If the problem is so simple, why don’t you go out and produce an _original_ news Website that’s even a shadow of the NYT or WaPo? C’mon Mike, you know these guys are chumps — go eat their lunch!

Or am I missing something here…..

Cuz let’s face it — nothing on the Web comes close to the editorial excellence of the dinosaurs you mock every day.

John H.

Luci says:

Re: Newspaper guys DO understand their business, thanks

I do not read newspapers for one simple fact, this ‘editorial excellence’ that people like to bring up is simple rubbish. These newspapers contain so much bias that investing all of my attention to a singular, expensive source is worthless. It’s for sheep. Anymore you need to read three articles from three sources to get close to the truth of the subject. That is annoying.

Peter says:

I have a question for TD. Is there *any* other subject you guys tackle here besides “newspapers should be grateful to Google”?

I’ve participated in several of those over the past few years but.. what’s the point? You guys make THE SAME argument year after year, nothing changes. I get it, TD, you are for Google to publish content from other people and if those people (or companies) don’t like it, they can take a hike and add a line to their robots.txt.

I tried to argue several times that the situation is a little more nuanced, and even got a few encouraging emails from other commenters, but the editorial stance at TD is as simplistic and one-sided as it’s ever been.

Can you invent something new here, please?

Anonymous Coward says:

Re: Re:

People aren’t arguing that this is false, they’re arguing that it’s meaningless. The Yellow Pages without phones is a blank book, an ocean without water is just empty space, and you without literacy skills wouldn’t be posting.

Yes, we all love hypothetical thought experiments, but what does this have to do with anything?

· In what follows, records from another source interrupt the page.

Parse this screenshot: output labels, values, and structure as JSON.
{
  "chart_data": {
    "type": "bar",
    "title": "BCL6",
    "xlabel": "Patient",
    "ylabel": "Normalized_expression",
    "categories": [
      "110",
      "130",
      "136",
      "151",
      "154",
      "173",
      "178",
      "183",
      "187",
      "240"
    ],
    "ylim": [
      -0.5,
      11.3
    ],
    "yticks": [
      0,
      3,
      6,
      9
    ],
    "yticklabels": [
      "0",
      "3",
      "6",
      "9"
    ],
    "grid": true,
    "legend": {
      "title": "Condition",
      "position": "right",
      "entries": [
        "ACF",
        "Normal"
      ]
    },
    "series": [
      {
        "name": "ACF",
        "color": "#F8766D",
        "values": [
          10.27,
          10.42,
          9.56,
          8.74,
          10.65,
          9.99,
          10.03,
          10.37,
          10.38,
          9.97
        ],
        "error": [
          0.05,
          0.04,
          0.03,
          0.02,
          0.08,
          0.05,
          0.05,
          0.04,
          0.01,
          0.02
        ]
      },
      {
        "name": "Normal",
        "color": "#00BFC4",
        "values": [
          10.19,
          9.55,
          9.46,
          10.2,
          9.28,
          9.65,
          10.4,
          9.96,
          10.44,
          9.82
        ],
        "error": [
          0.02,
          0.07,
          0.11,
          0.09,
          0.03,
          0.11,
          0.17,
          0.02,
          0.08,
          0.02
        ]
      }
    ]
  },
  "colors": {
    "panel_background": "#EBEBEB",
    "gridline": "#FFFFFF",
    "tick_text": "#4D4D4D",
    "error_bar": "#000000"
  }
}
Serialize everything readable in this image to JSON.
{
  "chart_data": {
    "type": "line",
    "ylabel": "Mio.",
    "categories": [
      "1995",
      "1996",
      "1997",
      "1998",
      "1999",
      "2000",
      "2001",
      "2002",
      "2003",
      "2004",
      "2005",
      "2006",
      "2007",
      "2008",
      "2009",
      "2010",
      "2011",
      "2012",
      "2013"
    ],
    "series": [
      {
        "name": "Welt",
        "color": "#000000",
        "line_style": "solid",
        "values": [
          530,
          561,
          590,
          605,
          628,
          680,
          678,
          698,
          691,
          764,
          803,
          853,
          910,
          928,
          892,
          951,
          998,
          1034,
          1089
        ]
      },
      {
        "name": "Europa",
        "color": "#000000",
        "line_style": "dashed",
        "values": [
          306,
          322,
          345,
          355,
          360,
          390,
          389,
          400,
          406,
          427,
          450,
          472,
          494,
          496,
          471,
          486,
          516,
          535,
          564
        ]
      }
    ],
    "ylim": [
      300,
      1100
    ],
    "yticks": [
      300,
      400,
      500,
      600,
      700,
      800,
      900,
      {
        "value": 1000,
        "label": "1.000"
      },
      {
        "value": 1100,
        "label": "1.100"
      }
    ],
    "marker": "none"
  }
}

Are you saying that Google should pay every website for providing a market? Well, I’m awaiting my check from every restaurant for having taste buds. And a check from every musician for having eardrums. And a check from every writer for knowing how to read…

Carolyn (user link) says:

Hey Newspaper Guys

It’s funny how ideas travel.

Thanks to this thread, I meshed visits to several newspaper websites into an Intermediate Internet class at my library today. Visiting newspaper websites provided a terrific bridge for new computer uses moving into the uncharted waters of the Internet. The familiar newspaper format provided the foundation to explore new interactive web options online.

Thanks for helping out with today’s class.